Tout est dessiné sur mesure par Zyva Studio puis imprimé en 3D. On pense à Daniel Buren, aux années 1980 et Andrée Putman, l’architecte nous répond que cela n’est pas une volonté, plutôt une résurgence inconsciente des images de sa jeunesse, comme une persistance rétinienne qui trouve à s’exprimer dans l’addition de certaines époques. « J’ai toujours évoqué la notion de transdesign, qui est l’idée de l’accumulation de deux, trois ou plusieurs éléments antinomiques pour créer une nouvelle forme ; quand on évoque ce coté 1980 voire retrofutur mélangé à un style plus contemporain, je me dis que c’est ce que j’ai voulu dire d’un point de vue formel.

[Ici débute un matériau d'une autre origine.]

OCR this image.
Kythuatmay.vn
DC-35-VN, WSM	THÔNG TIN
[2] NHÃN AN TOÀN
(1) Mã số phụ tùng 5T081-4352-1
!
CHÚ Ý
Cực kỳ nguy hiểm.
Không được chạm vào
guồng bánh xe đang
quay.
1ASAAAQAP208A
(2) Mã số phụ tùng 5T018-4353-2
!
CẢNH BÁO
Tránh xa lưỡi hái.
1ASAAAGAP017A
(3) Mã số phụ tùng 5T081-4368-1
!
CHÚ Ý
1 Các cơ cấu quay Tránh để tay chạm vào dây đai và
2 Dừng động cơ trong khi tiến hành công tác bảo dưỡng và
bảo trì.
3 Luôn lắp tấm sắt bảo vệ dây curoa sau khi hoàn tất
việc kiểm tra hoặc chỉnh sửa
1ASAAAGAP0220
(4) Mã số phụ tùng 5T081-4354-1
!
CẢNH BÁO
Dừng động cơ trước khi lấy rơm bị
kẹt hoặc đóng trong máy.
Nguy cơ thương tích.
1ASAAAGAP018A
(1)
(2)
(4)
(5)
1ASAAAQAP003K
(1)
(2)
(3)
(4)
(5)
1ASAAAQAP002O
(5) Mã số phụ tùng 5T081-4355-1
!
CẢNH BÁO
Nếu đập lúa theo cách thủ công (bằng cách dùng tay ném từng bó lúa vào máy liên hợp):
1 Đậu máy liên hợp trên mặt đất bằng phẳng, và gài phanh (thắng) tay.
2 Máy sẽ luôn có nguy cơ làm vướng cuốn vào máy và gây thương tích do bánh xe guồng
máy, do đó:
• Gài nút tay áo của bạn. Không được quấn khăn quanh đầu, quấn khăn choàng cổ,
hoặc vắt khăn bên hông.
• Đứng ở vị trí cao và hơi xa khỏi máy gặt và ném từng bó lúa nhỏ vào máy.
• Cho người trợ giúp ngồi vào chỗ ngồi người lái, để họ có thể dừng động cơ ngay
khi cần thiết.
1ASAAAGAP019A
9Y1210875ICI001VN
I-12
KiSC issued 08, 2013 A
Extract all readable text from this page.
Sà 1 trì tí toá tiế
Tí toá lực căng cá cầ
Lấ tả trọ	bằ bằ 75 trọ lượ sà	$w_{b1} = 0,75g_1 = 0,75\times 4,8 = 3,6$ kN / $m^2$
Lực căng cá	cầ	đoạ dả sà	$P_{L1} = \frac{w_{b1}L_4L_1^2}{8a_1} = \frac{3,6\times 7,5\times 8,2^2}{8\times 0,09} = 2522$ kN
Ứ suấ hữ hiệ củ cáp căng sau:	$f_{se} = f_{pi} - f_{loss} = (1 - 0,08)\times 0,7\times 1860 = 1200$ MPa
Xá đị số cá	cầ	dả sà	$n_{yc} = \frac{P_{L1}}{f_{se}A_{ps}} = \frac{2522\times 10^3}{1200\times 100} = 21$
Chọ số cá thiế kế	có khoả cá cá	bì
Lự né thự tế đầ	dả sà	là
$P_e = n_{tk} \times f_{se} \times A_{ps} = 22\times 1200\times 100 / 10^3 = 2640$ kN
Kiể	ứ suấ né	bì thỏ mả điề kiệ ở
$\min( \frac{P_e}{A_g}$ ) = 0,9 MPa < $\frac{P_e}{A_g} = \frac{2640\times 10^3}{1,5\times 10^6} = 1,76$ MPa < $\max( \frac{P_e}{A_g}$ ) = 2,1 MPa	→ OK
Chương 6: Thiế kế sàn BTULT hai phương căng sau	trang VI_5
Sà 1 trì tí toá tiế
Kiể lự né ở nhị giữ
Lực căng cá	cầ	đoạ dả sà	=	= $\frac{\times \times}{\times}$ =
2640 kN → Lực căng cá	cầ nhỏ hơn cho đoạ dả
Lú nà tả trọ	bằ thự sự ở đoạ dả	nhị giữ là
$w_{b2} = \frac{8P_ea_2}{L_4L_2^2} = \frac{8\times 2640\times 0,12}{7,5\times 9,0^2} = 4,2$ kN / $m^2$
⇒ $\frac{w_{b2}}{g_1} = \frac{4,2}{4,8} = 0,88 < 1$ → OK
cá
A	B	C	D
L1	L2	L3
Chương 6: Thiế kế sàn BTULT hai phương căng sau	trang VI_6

L’addition de certaines époques pour créer la forme Zyva est donc complètement assumée. » Ce projet qui se présente comme un espace narratif, Anthony Authié nous glisse qu’il pourrait être la première pierre d’un hôtel aux chambres disséminées dans Paris. Un projet que l’on a pas fini d’explorer, comme on pourrait lire un conte de Lewis Carroll ou regarder un film de Wes Anderson.